My old boyfriend's second marriage failure because of his adult daughter. She relished telling me all about what he would do to wife #2 behind her back -- while the father sits silently when the daughter tells me that. Despite that his second marriage fell apart because he has no balance between relationship with lovers/wife/significant others and his daughter.

I really need help because I actually feel like a victim in their very, very unusual father-daughter relationship. I left because it made me mentally ill because my boyfriend (whose 58 yrs old) kept telling me that their relationship is normal.

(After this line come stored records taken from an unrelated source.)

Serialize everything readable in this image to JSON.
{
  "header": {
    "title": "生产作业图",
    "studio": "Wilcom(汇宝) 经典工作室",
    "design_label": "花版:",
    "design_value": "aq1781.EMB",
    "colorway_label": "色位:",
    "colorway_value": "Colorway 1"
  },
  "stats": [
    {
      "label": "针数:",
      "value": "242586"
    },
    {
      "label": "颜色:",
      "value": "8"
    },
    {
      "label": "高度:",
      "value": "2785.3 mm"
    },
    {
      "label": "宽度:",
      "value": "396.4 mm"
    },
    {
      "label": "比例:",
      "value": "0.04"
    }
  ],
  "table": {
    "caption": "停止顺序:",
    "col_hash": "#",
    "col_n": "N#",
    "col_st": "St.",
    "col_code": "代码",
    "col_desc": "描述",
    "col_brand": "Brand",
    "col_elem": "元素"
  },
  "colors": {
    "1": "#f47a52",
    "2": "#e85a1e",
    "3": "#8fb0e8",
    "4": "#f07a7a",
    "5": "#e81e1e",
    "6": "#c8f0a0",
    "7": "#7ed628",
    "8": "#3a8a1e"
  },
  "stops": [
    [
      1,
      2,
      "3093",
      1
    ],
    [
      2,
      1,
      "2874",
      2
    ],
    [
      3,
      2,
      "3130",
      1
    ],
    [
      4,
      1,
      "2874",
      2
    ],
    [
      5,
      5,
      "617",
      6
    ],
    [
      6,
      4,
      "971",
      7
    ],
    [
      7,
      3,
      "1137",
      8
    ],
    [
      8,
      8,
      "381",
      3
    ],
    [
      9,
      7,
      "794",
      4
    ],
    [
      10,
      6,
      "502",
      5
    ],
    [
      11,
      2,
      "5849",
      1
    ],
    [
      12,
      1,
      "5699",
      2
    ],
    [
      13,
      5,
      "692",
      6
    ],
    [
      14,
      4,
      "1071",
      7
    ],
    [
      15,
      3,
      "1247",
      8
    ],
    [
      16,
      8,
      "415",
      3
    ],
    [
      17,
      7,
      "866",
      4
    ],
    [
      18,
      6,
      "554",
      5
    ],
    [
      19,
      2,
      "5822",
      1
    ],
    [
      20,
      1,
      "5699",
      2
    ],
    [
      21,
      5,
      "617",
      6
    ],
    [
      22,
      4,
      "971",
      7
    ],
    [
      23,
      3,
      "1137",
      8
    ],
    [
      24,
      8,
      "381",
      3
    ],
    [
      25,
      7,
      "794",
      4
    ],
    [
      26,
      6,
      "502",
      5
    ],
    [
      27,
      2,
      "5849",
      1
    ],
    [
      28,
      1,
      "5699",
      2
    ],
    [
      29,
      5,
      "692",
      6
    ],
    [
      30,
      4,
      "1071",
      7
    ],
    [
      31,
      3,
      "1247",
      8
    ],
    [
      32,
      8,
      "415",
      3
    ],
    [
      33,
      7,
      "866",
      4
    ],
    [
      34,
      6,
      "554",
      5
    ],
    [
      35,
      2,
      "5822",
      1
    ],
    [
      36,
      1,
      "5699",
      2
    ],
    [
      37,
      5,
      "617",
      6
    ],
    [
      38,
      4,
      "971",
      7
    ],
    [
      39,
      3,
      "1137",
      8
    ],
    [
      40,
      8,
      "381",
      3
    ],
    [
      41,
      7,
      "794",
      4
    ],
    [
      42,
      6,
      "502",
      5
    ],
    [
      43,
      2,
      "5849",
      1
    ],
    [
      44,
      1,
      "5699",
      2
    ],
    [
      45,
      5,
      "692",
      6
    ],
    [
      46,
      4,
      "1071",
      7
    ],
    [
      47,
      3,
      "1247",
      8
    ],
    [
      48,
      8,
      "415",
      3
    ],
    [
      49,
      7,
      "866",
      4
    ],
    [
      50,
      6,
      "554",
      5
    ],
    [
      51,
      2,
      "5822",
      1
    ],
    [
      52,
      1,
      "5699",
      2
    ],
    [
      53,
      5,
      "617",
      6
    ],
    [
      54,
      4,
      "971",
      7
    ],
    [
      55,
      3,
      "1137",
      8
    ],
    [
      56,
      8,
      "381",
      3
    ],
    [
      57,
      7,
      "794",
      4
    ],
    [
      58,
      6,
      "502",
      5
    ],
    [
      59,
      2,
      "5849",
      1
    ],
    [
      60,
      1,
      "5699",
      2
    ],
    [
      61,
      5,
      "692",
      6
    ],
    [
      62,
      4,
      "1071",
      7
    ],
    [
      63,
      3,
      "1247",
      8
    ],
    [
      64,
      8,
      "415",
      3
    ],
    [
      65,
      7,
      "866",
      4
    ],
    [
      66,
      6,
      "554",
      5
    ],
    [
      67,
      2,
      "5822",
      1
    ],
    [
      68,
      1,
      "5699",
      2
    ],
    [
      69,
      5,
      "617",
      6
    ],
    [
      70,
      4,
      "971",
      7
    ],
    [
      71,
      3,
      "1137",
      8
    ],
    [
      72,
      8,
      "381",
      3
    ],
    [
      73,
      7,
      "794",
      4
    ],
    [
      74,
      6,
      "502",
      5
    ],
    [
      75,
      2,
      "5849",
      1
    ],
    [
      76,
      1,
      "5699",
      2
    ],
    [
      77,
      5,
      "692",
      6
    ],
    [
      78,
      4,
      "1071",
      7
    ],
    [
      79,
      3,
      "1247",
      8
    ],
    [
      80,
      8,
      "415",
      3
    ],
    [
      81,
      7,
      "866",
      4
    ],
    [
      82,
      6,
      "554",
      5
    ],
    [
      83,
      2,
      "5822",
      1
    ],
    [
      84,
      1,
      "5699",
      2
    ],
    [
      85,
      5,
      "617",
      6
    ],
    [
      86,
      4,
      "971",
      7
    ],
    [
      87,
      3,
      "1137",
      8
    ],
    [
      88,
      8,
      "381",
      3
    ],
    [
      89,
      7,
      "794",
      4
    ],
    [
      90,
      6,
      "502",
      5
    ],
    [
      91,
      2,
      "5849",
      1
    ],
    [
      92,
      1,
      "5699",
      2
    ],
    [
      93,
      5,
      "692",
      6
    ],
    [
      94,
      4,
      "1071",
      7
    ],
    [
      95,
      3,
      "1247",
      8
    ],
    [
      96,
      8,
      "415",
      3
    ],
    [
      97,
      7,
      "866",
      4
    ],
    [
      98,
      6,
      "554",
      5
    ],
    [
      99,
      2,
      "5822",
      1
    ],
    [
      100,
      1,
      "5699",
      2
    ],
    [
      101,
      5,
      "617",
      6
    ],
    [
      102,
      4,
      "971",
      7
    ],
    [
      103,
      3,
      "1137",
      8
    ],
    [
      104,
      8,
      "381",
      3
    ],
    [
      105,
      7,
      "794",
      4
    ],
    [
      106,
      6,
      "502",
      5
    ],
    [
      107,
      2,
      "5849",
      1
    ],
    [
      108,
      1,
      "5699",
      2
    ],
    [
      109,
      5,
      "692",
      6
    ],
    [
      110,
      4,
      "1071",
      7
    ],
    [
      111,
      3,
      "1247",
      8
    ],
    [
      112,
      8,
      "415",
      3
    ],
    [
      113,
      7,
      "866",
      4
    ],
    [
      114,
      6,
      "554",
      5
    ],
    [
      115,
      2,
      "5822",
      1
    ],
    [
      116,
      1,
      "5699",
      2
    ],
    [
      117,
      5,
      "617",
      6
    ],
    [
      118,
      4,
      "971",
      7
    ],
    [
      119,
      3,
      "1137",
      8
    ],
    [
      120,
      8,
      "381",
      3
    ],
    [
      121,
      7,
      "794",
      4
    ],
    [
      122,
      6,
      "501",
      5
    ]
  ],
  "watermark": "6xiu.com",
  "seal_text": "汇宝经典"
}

She fails to show up for XMAS, or calls another XMAS morning and refuses to talk to me because I answered the phone -- the father, kicked me and my 4 year old son out Christmas Day because she called and I answered the phone.

Reply from Darlene: Joy, I moved your comments to this Ask Darlene page because the individual comments pages are reserved for replies that are directed to the person who wrote the original article, story or commentary. It would be disrespectful to that contributor to deal with issues outside of the premise of their contribution. I'm sure you understand.

Joy, I've dedicated this site to child abuse issues, and as such, I do not offer relationship advice, nor am I a psychologist. I suggest you seek out the services of a relationship counsellor in order to help you deal with the emotions you have regarding the father-daughter dynamics in this family.